POFは、その人が幸福を感じたり、特に物質的な成功がどこにあるのかを教えてくれます。例えば、POFが1ハウスにある場合、その人は自分自身の何かによって、幸福のヒントを得やすく、概して1ハウスを意味する事柄から、幸福やチャンスを掴みやすいと言えます。

古典占星術の場合は、それにプラスして、POFが配置されているハウスの”ロード”にも注目しています。例えば、1ハウスが牡羊座であるならば、支配星は火星となり、火星のあるハウスにも注目されます。そして、その火星はどの星座にあり、どんな状態にあるのか、そこまで見ることが多いです。

つまり、火星がどのハウスにあり、どんな品位(状態)にあるかという所も見ます。

さらに、ロッツと同じハウスにある天体とハウスの守護星も影響します。例えば、ロッツが4ハウスに位置し、そこに水星もある場合、ロッツは4ハウスの影響を受けながら、水星の影響も受けます。

同時に、水星の品位や4ハウスの支配星の影響にも注目します。また、4ハウスはアングルに近いです。古典占星術では、アングル付近にある天体はとても強い影響を持ちます。

ここで例えば、4ハウスが双子座だった場合、双子座にはルーラーシップを得た水星があるという事になります。加えて、この水星はアングル付近にある事から、水星が本人のホロスコープで吉星となる場合、ロッツに良い影響を与えやすくなります。

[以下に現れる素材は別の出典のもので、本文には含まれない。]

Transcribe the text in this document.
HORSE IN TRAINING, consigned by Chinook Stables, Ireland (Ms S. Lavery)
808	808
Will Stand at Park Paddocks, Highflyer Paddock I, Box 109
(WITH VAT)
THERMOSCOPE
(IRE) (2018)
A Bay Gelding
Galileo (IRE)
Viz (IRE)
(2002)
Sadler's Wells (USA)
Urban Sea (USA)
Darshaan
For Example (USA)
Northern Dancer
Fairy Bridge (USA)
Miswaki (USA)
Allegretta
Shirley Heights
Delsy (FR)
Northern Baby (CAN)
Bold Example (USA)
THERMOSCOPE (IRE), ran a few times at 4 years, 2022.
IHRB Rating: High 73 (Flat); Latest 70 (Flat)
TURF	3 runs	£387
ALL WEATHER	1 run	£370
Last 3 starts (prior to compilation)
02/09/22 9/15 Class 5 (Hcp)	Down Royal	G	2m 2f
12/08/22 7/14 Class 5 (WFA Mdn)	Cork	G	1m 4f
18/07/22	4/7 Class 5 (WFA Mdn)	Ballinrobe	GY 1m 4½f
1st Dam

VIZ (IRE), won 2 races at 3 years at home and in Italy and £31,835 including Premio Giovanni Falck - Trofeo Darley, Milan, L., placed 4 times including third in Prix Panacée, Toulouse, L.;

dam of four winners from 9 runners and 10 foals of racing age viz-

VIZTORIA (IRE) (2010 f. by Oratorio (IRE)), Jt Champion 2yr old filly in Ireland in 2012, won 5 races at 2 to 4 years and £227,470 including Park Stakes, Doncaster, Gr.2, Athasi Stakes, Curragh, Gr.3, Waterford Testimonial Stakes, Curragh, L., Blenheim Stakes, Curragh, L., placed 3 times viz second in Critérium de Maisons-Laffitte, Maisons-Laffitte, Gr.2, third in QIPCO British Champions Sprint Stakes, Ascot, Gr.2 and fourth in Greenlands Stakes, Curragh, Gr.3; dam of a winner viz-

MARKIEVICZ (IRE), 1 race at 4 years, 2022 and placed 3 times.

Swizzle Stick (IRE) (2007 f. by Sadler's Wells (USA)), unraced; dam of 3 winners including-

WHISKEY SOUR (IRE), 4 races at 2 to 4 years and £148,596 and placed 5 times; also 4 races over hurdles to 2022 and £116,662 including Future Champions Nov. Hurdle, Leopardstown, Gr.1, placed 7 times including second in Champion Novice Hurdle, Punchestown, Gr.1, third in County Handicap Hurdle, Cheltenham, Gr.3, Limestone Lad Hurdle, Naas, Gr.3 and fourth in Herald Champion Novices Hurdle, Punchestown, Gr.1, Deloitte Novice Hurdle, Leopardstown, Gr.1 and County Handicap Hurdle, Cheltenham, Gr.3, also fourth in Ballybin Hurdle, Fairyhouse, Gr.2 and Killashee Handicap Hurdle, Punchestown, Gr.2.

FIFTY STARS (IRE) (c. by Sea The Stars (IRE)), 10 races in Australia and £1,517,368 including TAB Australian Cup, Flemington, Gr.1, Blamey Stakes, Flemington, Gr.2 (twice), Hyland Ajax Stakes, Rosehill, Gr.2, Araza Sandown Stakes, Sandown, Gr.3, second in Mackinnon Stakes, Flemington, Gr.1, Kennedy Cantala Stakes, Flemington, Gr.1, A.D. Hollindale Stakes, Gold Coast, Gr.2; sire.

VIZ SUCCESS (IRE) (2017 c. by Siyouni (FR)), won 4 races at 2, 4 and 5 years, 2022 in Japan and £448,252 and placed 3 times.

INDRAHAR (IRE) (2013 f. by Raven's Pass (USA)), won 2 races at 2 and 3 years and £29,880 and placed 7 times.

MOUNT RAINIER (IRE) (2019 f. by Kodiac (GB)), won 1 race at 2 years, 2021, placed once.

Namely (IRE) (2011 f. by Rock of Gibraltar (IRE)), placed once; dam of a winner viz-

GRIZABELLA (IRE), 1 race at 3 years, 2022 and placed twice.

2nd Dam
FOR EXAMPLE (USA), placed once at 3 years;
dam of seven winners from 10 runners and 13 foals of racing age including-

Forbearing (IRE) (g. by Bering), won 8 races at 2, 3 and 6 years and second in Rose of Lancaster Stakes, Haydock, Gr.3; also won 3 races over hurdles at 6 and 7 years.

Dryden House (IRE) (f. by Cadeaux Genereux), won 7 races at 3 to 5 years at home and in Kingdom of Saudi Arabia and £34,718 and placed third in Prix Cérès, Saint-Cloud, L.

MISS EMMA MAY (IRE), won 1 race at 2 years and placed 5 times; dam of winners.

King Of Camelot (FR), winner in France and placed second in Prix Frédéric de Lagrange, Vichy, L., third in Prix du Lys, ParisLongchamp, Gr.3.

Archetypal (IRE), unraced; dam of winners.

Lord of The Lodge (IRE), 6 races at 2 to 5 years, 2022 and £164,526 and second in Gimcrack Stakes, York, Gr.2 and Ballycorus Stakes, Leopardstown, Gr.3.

ロッツ自体は、ディグニティーをもてません。ただ、同じハウスにある天体のディグニティーの影響を受けることがあります。また、古典占星術では、そこに位置する天体が、ハウス全体に影響すると考えています。

モダン占星術では、同じハウスに天体が複数あっても、アスペクトをとっていない場合は、影響は少ないと考えますが、古典占星術ではそれが互いに影響を与え合っていると考えるのです。古典占星術では、このPOFをはじめとして、非常に多種なアラビックパーツがあります。

モダン占星術では、アスペクトについても厳密です。現代の占星術は、反対のハウス同士にある天体が、それぞれハウスの端と端にある場合は、つまりオーブでのアスペクトとしてに180度にならない場合、アスペクト的にオポジションになりません。

特に、プラシーダスの場合は、ハウスの大きさが均等になりにくいためでもありますが、古典占星術では、例えば1ハウスと7ハウスにある天体同士が、オーブで180度の関係になくても、正反対のハウス同士にあれば、ホールサインでのアスペクトとして、オポジションとみます。

また、影響についても、アスペクトのタイプよりも、品位やセクトの方を重視します。例えばスクエアをとっている天体があったとしても、全体的な品位によっては、凶作用とは言い切れなくなります。

「POF」そのものは、非常に良いポイントでもあり、幸福のヒントが隠されています。そして、POFが位置するハウスや星座についても同時に確認する事は、その人のPOFを理解するために重要です。

さらに、どのハウスシステムで作成するかによって、位置する場所も違ってきます。POFを見る際、POFにアスペクトしている天体、品位やルーラーのハウスなど、注意して見ていく必要がありそうです。